Actualités de la Fédération du Parti Socialiste Gersois

Refondation du PS : Interview de Michaël Aurora, Premier secrétaire fédéral

Michaël Aurora, Premier secrétaire fédéral du PS du Gers

Pour le premier secrétaire départemental du PS Michaël Aurora, le député des Landes Boris Vallaud, qui sera vendredi soir à Auch, fait partie de cette nouvelle génération qui doit prendre les rênes du parti.

À l’invitation de la fédération du Parti socialiste du Gers, Boris Vallaud sera à Auch ce vendredi 15 décembre. À partir de 19 heures, le député Nouvelle gauche des Landes, qui est l’époux de l’ancienne ministre de l’Éducation nationale Najat Vallaud-Belkacem, animera une réunion publique à la salle Cuzin. Michaël Aurora, premier secrétaire gersois du PS, nous dit l’espoir qu’il place en cette nouvelle génération pour redonner au PS une place centrale sur l’échiquier politique.

Pourquoi avez-vous souhaité inviter Boris Vallaud ?

Sa venue s’inscrit dans le cadre de la démarche de refondation du PS. Boris Vallaud n’est pas candidat au premier secrétariat national mais il souhaite contribuer au renouvellement et au débat d’idées que nous avons lancé en amont du 78e congrès du PS qui se tiendra en avril 2018 à Aubervilliers. Il appartient à cette nouvelle génération de responsables du PS qui souhaitent renouveler les idées et prendre les rênes du parti.

Entre la République en Marche et Les Républicains qui viennent d’élire Laurent Wauquiez, quelle place reste-t-il pour les socialistes ?

La seule alternative à Macron, ça ne peut pas être Wauquiez ou Mélenchon. Il y a une place pour une gauche responsable, capable de transformer la société. Aujourd’hui, notre démarche de refondation a pour principal objectif de renouveler le logiciel du PS afin qu’il puisse répondre aux grands enjeux de notre société tels que la révolution numérique, et ce qu’elle implique en termes de mobilité, d’accès à la santé et partage du travail, ou le changement climatique.

Pour revenir à la refondation du PS, vous avez conclu mardi soir à Montesquiou une série de forums participatifs. Quel bilan en tirez-vous ?

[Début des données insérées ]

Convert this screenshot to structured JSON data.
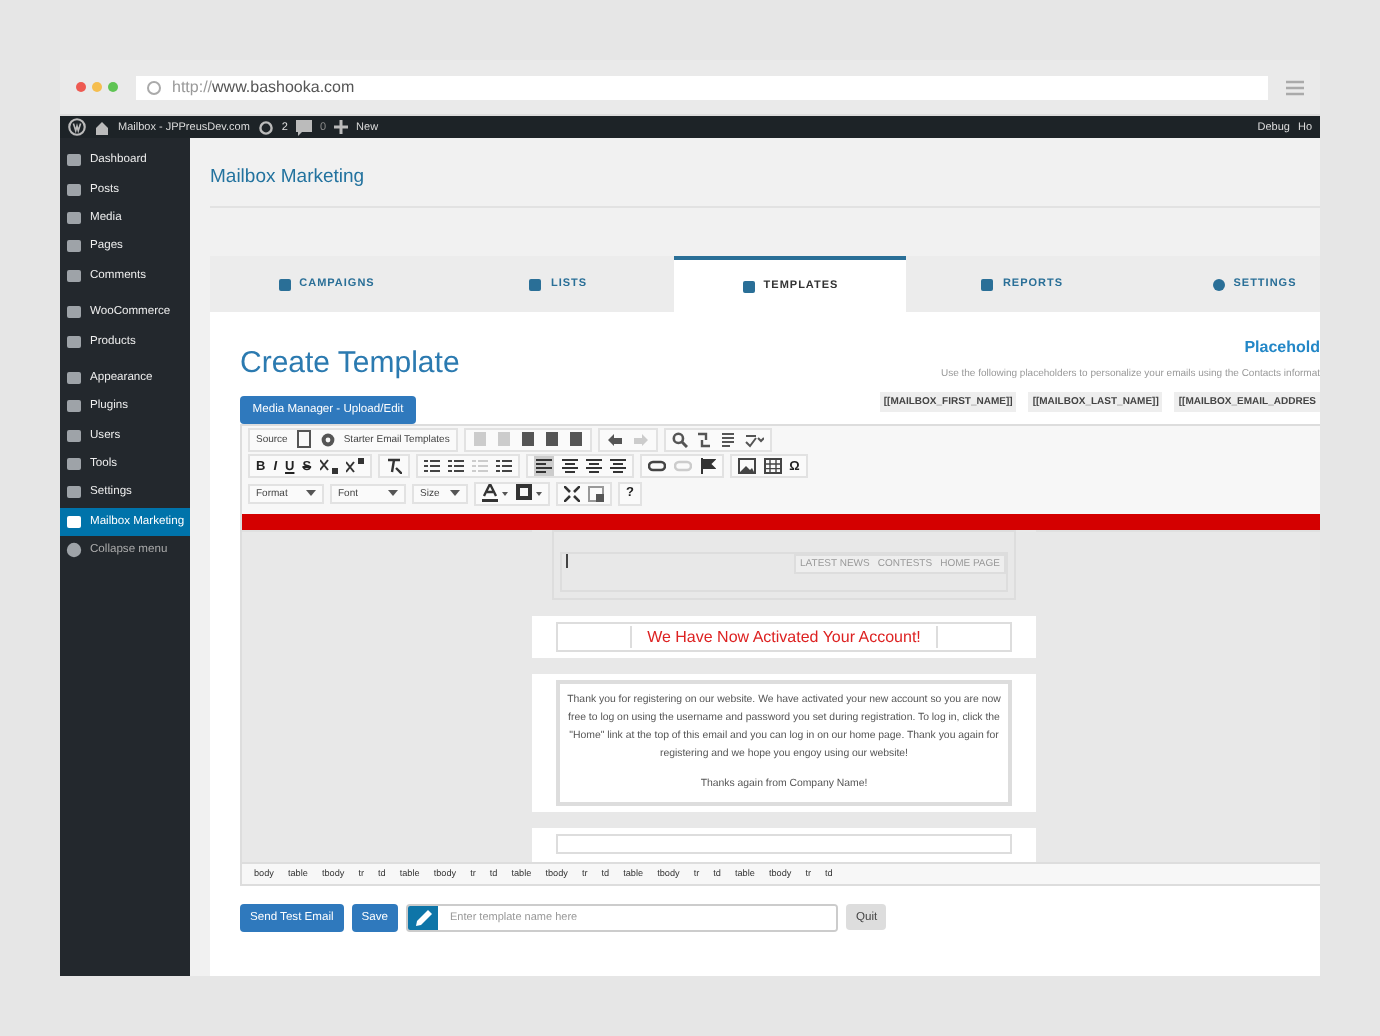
{
  "browser": {
    "url_prefix": "http://",
    "url_domain": "www.bashooka.com"
  },
  "admin_bar": {
    "site": "Mailbox - JPPreusDev.com",
    "updates": "2",
    "comments": "0",
    "new": "New",
    "right": [
      "Debug",
      "Ho"
    ]
  },
  "sidebar": {
    "items": [
      {
        "label": "Dashboard",
        "selected": false
      },
      {
        "label": "Posts",
        "selected": false
      },
      {
        "label": "Media",
        "selected": false
      },
      {
        "label": "Pages",
        "selected": false
      },
      {
        "label": "Comments",
        "selected": false
      },
      {
        "label": "WooCommerce",
        "selected": false
      },
      {
        "label": "Products",
        "selected": false
      },
      {
        "label": "Appearance",
        "selected": false
      },
      {
        "label": "Plugins",
        "selected": false
      },
      {
        "label": "Users",
        "selected": false
      },
      {
        "label": "Tools",
        "selected": false
      },
      {
        "label": "Settings",
        "selected": false
      },
      {
        "label": "Mailbox Marketing",
        "selected": true
      }
    ],
    "collapse": "Collapse menu"
  },
  "page_title": "Mailbox Marketing",
  "tabs": [
    {
      "label": "CAMPAIGNS",
      "selected": false
    },
    {
      "label": "LISTS",
      "selected": false
    },
    {
      "label": "TEMPLATES",
      "selected": true
    },
    {
      "label": "REPORTS",
      "selected": false
    },
    {
      "label": "SETTINGS",
      "selected": false
    }
  ],
  "heading": "Create Template",
  "media_button": "Media Manager - Upload/Edit",
  "placeholders": {
    "title": "Placehold",
    "description": "Use the following placeholders to personalize your emails using the Contacts informat",
    "chips": [
      "[[MAILBOX_FIRST_NAME]]",
      "[[MAILBOX_LAST_NAME]]",
      "[[MAILBOX_EMAIL_ADDRES"
    ]
  },
  "toolbar": {
    "source": "Source",
    "starter": "Starter Email Templates",
    "format_buttons": [
      "B",
      "I",
      "U",
      "S"
    ],
    "omega": "Ω",
    "help": "?",
    "align_left_active": true,
    "dropdowns": [
      "Format",
      "Font",
      "Size"
    ]
  },
  "email": {
    "nav": [
      "LATEST NEWS",
      "CONTESTS",
      "HOME PAGE"
    ],
    "headline": "We Have Now Activated Your Account!",
    "body": "Thank you for registering on our website. We have activated your new account so you are now free to log on using the username and password you set during registration. To log in, click the \"Home\" link at the top of this email and you can log in on our home page. Thank you again for registering and we hope you engoy using our website!",
    "closing": "Thanks again from Company Name!"
  },
  "path": [
    "body",
    "table",
    "tbody",
    "tr",
    "td",
    "table",
    "tbody",
    "tr",
    "td",
    "table",
    "tbody",
    "tr",
    "td",
    "table",
    "tbody",
    "tr",
    "td",
    "table",
    "tbody",
    "tr",
    "td"
  ],
  "actions": {
    "send": "Send Test Email",
    "save": "Save",
    "name_placeholder": "Enter template name here",
    "quit": "Quit"
  }
}
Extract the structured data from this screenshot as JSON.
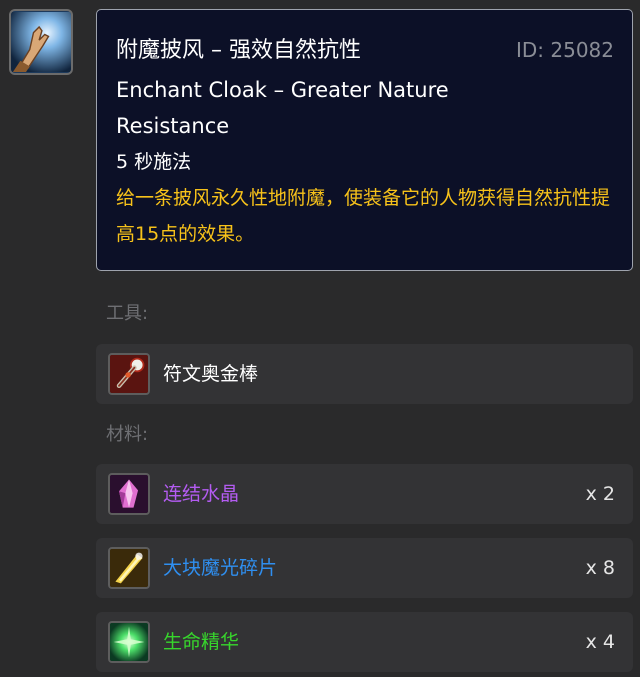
{
  "spell": {
    "icon": "enchanting-hand-icon",
    "title": "附魔披风 – 强效自然抗性",
    "id_label": "ID: 25082",
    "name_en": "Enchant Cloak – Greater Nature Resistance",
    "cast_time": "5 秒施法",
    "description": "给一条披风永久性地附魔，使装备它的人物获得自然抗性提高15点的效果。"
  },
  "tools": {
    "label": "工具:",
    "items": [
      {
        "name": "符文奥金棒",
        "icon": "runed-adamantite-rod-icon",
        "color": "#ffffff"
      }
    ]
  },
  "materials": {
    "label": "材料:",
    "items": [
      {
        "name": "连结水晶",
        "quantity": "x 2",
        "icon": "nexus-crystal-icon",
        "color": "#b45cf2"
      },
      {
        "name": "大块魔光碎片",
        "quantity": "x 8",
        "icon": "large-prismatic-shard-icon",
        "color": "#2f8ff0"
      },
      {
        "name": "生命精华",
        "quantity": "x 4",
        "icon": "essence-of-life-icon",
        "color": "#37d62c"
      }
    ]
  },
  "colors": {
    "background": "#2a2a2b",
    "tooltip_bg": "#0c1027",
    "description": "#f7c21a",
    "id": "#8a8d96"
  }
}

Je retiens de ces deux mois d’échanges une envie des militants et des participants à ces réunions de contribuer à la reconstruction et à la renaissance du PS. Il y a un véritable attachement à l’histoire de ce parti et à son idéal. Les militants ont bien conscience que le PS s’est éloigné à un moment de ces idéaux et s’est égaré dans une idéologie un peu trop gestionnaire. J’ai senti, parmi nos militants, une soif de débat et de clarification de notre ligne. Avant le projet et le programme, ce qui est important c’est d’avoir une vision du monde claire. Le PS, c’est encore un réseau de militants et d’élus qui reste une force non-négligeable mais il y a une nécessité de s’ouvrir et de ne pas rester dans l’entre-soi. Il faut se remettre à écouter le cœur de notre société.

C’est le temps de l’autocritique au PS ?

On se doit de faire une analyse lucide, une vraie introspection qui sera utile, mais il faudra obligatoirement à un moment une incarnation de ce nouveau PS. Moi, je ne veux pas qu’on ressorte les éléphants. Pour moi, c’est terminé. On ne peut pas continuer comme avant, voir nos congrès se terminer par une synthèse molle. Le congrès d’Auberbilliers est très important pour le PS : ce sera celui du sursaut ou du déclin.